How to Use Accounts Receivable Financing to Reduce Business Debt

Don’t drown your business in too much debt before you have the opportunity to succeed. Whether you’re a small business owner just getting started, or a mid-sized business looking to expand, accounts receivable financing can help you reduce your business debt while still growing your business. Find out how this dynamic strategy works and find out if it’s the right course for your financial situation.

 

Any size of business can utilize this technique. No matter how many invoices you collect, you typically have to wait in order to receive the payment. This waiting period can be up to 90 days, which is devastating for businesses with low cash flow.
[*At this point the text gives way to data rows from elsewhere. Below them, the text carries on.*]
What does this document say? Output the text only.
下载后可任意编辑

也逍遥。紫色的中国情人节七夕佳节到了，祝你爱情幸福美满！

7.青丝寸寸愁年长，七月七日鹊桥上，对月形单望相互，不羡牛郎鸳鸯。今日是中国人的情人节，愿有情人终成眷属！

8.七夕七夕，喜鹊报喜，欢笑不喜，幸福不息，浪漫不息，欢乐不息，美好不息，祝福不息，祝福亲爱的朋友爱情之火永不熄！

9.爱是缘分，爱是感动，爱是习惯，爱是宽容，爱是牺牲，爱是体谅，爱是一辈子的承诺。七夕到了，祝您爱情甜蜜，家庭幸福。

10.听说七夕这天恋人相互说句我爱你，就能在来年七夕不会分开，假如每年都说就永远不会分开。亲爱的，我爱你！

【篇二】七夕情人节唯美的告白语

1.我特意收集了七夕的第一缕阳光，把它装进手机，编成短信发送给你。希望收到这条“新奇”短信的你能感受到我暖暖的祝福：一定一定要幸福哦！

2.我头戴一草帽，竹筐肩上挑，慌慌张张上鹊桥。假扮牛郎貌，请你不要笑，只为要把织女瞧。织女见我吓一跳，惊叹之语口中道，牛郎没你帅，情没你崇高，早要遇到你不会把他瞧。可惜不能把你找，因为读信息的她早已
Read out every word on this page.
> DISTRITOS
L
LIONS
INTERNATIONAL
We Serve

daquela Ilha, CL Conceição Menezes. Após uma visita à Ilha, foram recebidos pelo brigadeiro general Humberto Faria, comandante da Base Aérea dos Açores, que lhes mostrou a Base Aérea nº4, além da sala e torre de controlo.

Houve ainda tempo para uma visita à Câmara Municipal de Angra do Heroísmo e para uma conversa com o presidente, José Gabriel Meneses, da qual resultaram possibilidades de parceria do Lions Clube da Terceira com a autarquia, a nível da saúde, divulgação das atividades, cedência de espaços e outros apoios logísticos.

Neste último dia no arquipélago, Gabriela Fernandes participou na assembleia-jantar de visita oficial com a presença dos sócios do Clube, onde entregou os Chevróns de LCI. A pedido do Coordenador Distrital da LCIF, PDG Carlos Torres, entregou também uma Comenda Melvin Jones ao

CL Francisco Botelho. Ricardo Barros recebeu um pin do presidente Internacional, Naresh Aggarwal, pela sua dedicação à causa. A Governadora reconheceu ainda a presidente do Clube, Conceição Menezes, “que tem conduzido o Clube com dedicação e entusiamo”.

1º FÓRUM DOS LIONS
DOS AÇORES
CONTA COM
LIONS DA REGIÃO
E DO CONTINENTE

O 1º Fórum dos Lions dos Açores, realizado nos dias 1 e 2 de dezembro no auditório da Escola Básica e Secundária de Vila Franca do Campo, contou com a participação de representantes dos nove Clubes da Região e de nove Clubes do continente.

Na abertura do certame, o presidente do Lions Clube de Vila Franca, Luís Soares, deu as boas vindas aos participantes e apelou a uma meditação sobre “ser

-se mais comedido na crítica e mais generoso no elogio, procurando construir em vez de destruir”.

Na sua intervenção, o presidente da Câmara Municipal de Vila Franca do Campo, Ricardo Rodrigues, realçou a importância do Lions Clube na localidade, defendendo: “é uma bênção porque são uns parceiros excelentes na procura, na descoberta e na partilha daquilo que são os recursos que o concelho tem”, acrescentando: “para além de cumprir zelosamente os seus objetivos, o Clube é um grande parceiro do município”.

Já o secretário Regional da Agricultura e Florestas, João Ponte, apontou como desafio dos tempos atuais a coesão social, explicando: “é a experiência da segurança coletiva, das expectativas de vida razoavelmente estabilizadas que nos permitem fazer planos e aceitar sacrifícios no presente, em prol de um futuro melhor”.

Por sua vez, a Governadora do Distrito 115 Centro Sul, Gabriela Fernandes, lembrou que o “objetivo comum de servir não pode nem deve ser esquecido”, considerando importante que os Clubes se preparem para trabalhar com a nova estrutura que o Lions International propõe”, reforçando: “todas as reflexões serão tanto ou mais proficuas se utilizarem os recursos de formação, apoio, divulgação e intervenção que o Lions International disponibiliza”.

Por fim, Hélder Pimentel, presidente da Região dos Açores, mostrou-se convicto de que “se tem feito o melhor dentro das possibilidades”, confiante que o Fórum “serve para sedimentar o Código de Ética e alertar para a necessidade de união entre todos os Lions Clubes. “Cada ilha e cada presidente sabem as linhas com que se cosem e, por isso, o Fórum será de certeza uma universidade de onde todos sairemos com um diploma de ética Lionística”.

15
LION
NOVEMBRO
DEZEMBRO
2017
Instead, using accounts receivable financing, a Factor can give you the money you need upfront.

 

You will usually receive between 70 and 90 percent of the invoice, however, you’ll be paid in as little as 24 hours rather than months later. Because it isn’t a traditional loan, you won’t have to worry about making payments or using the cash for a particular purpose. This form of financing is incredibly flexible and hassle-free.

 

Not only do many businesses pay you in a few days, you also typically sign away any responsibility to secure the payment. Your lender will now take on the invoice and make any necessary contact with your customer should a payment be missed. Because of this increased liability, accounts receivable financing eligibility is typically determined based on your customer’s credit score, rather than your personal or business credit. This means that you can apply for this form of financing even with a low credit score, but you must ensure that your customer has a high credit score and is eligible.

 

While you won’t technically pay any debt, this financing option does cost you between 10 and 30 percent of your invoice, so it will decrease your overall income in the long run. However, this option is far more effective for many businesses than taking out a business loan with high interest rates. If you need flexible capital fast, few funding options can compete.

 

If you need large amounts of money for an aggressive growth strategy, accounts receivable financing may not be the best step for you. However, for a completely flexible, debt-free way to get the working capital you need on an accelerated schedule, use your accounts receivables for fast and secure funding. Enjoy minimal debts and maximum flexibility for your small business.